The following year was a collection of legal volleying
between the comedian’s legal team and prosecutors in Pennsylvania, California
-- where Playboy model Chloe Goins, who alleged that Cosby sexually assaulted
her at the Playboy Mansion in 2008, filed
a sexual battery suit
-- and Massachusetts, where seven women were suing
him for libel. During a 2016 deposition, Cosby’s wife, Camille, maintained she
had “no opinion”
about whether her husband violated their marriage vows when he
obtained Quaaludes to have sex with young women.
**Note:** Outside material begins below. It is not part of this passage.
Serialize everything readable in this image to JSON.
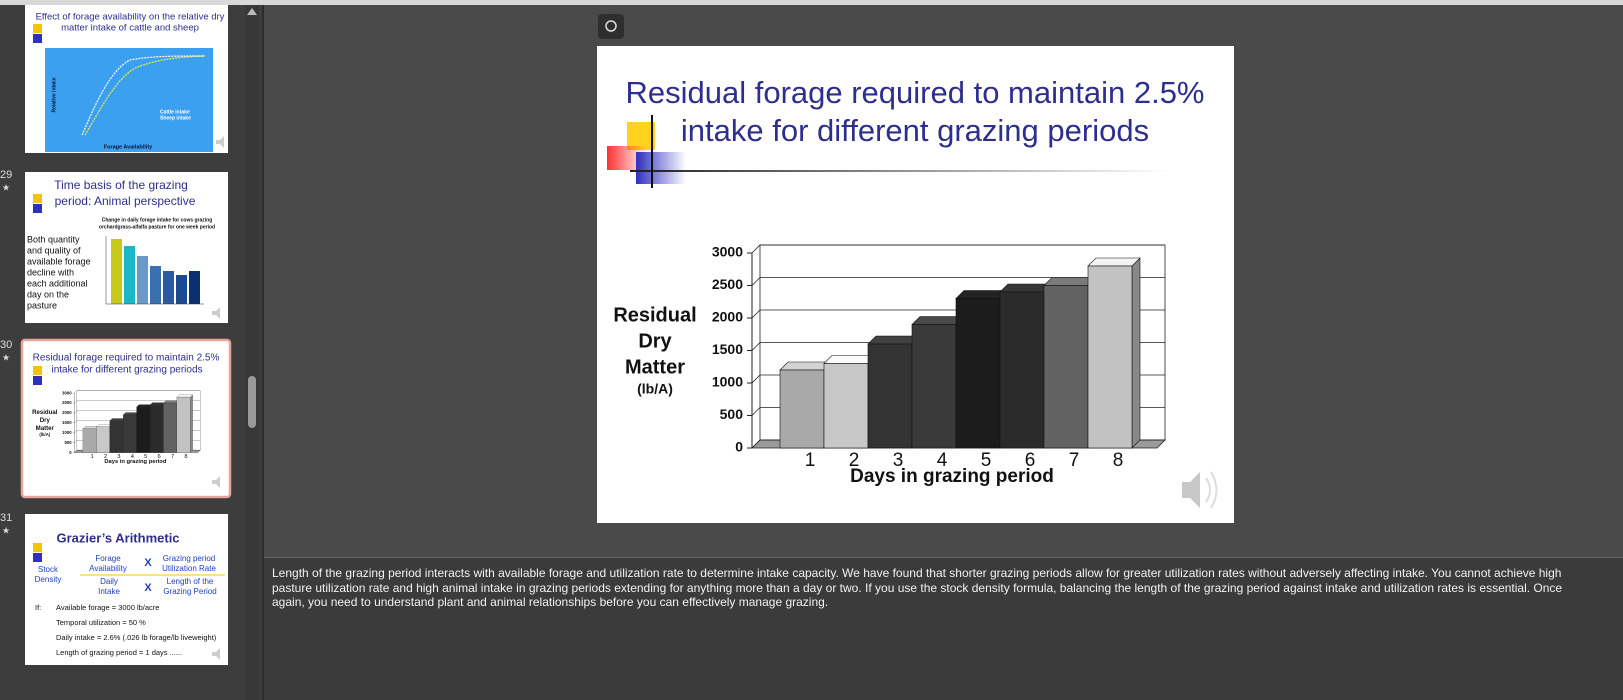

Cosby’s legal team continued filing paperwork to delay his trial and even sued
Constand, charging that she broke her confidentiality agreement by speaking
with police. He later dropped
that suit to “focus his efforts on defending himself against the claims that
have been lodged against him,” his lawyer
said in a statement
. Cosby also previously
dropped
a defamation suit against Johnson.

BILL COSBY: Malcolm-Jamal Warner on His Concern Over Legacy of 'The Cosby Show'

Ahead of Cosby’s first day of trial on June 5, his legal
team provided a statement to ET saying, "Mr. Cosby is no stranger to
discrimination and racial hatred, and throughout his career Mr. Cosby has
always used his voice and his celebrity to highlight the commonalities and has
portrayed the differences that are not negative -- no matter the race, gender
and religion of a person. The time has come to shine a spotlight on the
trampling of Mr. Cosby's civil rights."

But now that Cosby’s court date is upon us, it’s easy to track
how his star fell, despite last-ditch efforts by his daughter Evin Cosby to
proclaim her father’s innocence in a recent open letter on Black
Press USA
. “The public persecution of my dad, my kids’ grandfather, and the
cruelty of the media and those who speak out branding my father a ‘rapist’
without ever knowing the truth, and who shame our family and our friends for
defending my dad, makes all of this so much worse for my family and my
children,” she writes.

Elsewhere, America is still trying to make sense of the man
as American as Jell-O being an alleged sexual predator. The Cosby Show reruns are
cancelled, NBC nixed a new show from the comedian and Netflix scrapped his
comedy special after protests popped up outside of his performance venues. In
Dave Chappelle’s recent Netflix standup special, he compared the dichotomy of
Cosby’s new reputation to discovering ice cream itself was a rapist.

In a way, anyone who enjoyed The Cosby Show, A Different
World
, Fat Albert or any of the
comedian’s standup or books is facing, or has already faced, a reckoning.